The processes which regulate the synthesis of enzymes may be either
a form of positive control or negative control. End-product repression
and enzyme induction are mechanisms of negative control
because they lead
to a decrease in the rate of transcription of proteins.
Catabolite repression
is considered a form of positive control because it affects an increase
in rates of transcription of proteins.
Table 1.
Points
for regulation of various metabolic processes. Bacteria exert control
over
their metabolism at every possible stage starting at the level of the
gene
that encodes for a protein and ending with alteration or modifications
in the protein after it is produced. For example, variation in gene
structure
can vary the activity or production of a protein, just as modifications
of a protein after it is produced can alter or change its activity. One
of the most important sites for control of metabolism at the genetic
level
is regulation of transcription. At this level, in positive control
mechanisms
(e.g. catabolite repression), a regulatory protein has an effect to
increase
the rate of transcription of a gene, while in negative control
mechanisms
(e.g. enzyme induction or end product repression), a regulatory protein
has the effect to decrease the rate of transcription of a gene.
Sometimes
this nomenclature may seem counter-intuitive, but molecular biologists
have stuck us with it.

Allosteric Proteins
Although there are examples of regulatory processes that occur at
all
stages in molecular biology of bacterial cells (see Table 1 above), the
most common points of regulation are at the level of transcription
(e.g.
enzyme induction and enzyme repression) and changing the activity of
preexisting
proteins.

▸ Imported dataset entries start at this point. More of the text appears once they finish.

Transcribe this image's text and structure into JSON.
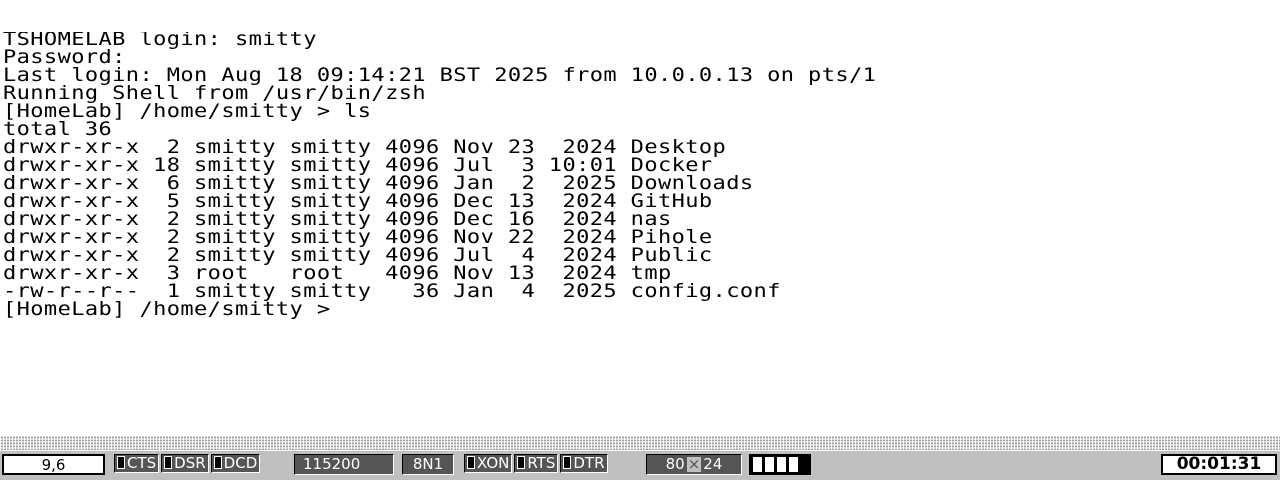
{
  "terminal": {
    "lines": [
      "TSHOMELAB login: smitty",
      "Password:",
      "Last login: Mon Aug 18 09:14:21 BST 2025 from 10.0.0.13 on pts/1",
      "Running Shell from /usr/bin/zsh",
      "[HomeLab] /home/smitty > ls",
      "total 36",
      "drwxr-xr-x  2 smitty smitty 4096 Nov 23  2024 Desktop",
      "drwxr-xr-x 18 smitty smitty 4096 Jul  3 10:01 Docker",
      "drwxr-xr-x  6 smitty smitty 4096 Jan  2  2025 Downloads",
      "drwxr-xr-x  5 smitty smitty 4096 Dec 13  2024 GitHub",
      "drwxr-xr-x  2 smitty smitty 4096 Dec 16  2024 nas",
      "drwxr-xr-x  2 smitty smitty 4096 Nov 22  2024 Pihole",
      "drwxr-xr-x  2 smitty smitty 4096 Jul  4  2024 Public",
      "drwxr-xr-x  3 root   root   4096 Nov 13  2024 tmp",
      "-rw-r--r--  1 smitty smitty   36 Jan  4  2025 config.conf",
      "[HomeLab] /home/smitty > "
    ]
  },
  "status": {
    "cursor_pos": "9,6",
    "cts": "CTS",
    "dsr": "DSR",
    "dcd": "DCD",
    "baud": "115200",
    "frame": "8N1",
    "xon": "XON",
    "rts": "RTS",
    "dtr": "DTR",
    "cols": "80",
    "times": "×",
    "rows": "24",
    "elapsed": "00:01:31"
  },
  "colors": {
    "background": "#ffffff",
    "text": "#000000",
    "statusbar": "#c0c0c0",
    "panel": "#555555"
  }
}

In turn, these levels of control are usually modulated
by proteins with the property of allostery.
An allosteric protein is one which has an active
(catalytic)
site and an allosteric (effector) site. In an allosteric
enzyme,
the active site binds to the substrate of the enzyme and converts it to
a
product. The allosteric site is occupied by some small molecule which
is
not a substrate. However, when the allosteric site is occupied by the
effector
molecule, the configuration of the active site is changed so that it is
now unable to recognize and bind to its substrate (Figure 1). If the
protein
is an enzyme, when the allosteric site is occupied, the enzyme is
inactive,
i.e., the effector molecule decreases the activity of the enzyme. There
is an alternative situation, however. The effector molecule of certain
allosteric enzymes binds to its allosteric site and consequently
transforms
the enzyme from an inactive to an active state (Figure 2). Some
multicomponent
allosteric enzymes have several sites occupied by various effector
molecules
that modulate enzyme activity over a range of conditions.

Figure 1. Example of an
allosteric
enzyme with a negative effector site. When the effector molecule binds
to the allosteric site, substrate binding and catalytic activity of the
enzyme are inactivated. When the effector is detached from the
allosteric
site the enzyme is active.

Figure 2. Example of an
allosteric
enzyme with a positive effector site. The effector molecule binds to
the
allosteric site resulting in alteration of the active site that
stimulates
substrate binding and catalytic activity.
Some allosteric proteins are not enzymes, but nonetheless
have
an active site and an allosteric site. The regulatory proteins that
control
metabolic pathways involving end product repression, enzyme induction
and
catabolite repression are allosteric proteins. In their case, the active
site is a DNA binding site, which, when active, binds to a specific
sequence of DNA, and which, when inactive, does not bind to DNA. The
allosteric
or effector molecule is a small molecule which can occupy the
allosteric
site and affect the active site. In the case of enzyme repression, a
positive
effector molecule (called a corepressor) binds to the
allosteric
regulatory protein and activates its ability to bind to DNA. In the
case
of enzyme induction a negative effector molecule (called an inducer)
binds to the allosteric site, causing the active site to change
conformation
thereby detaching the protein from its DNA binding site.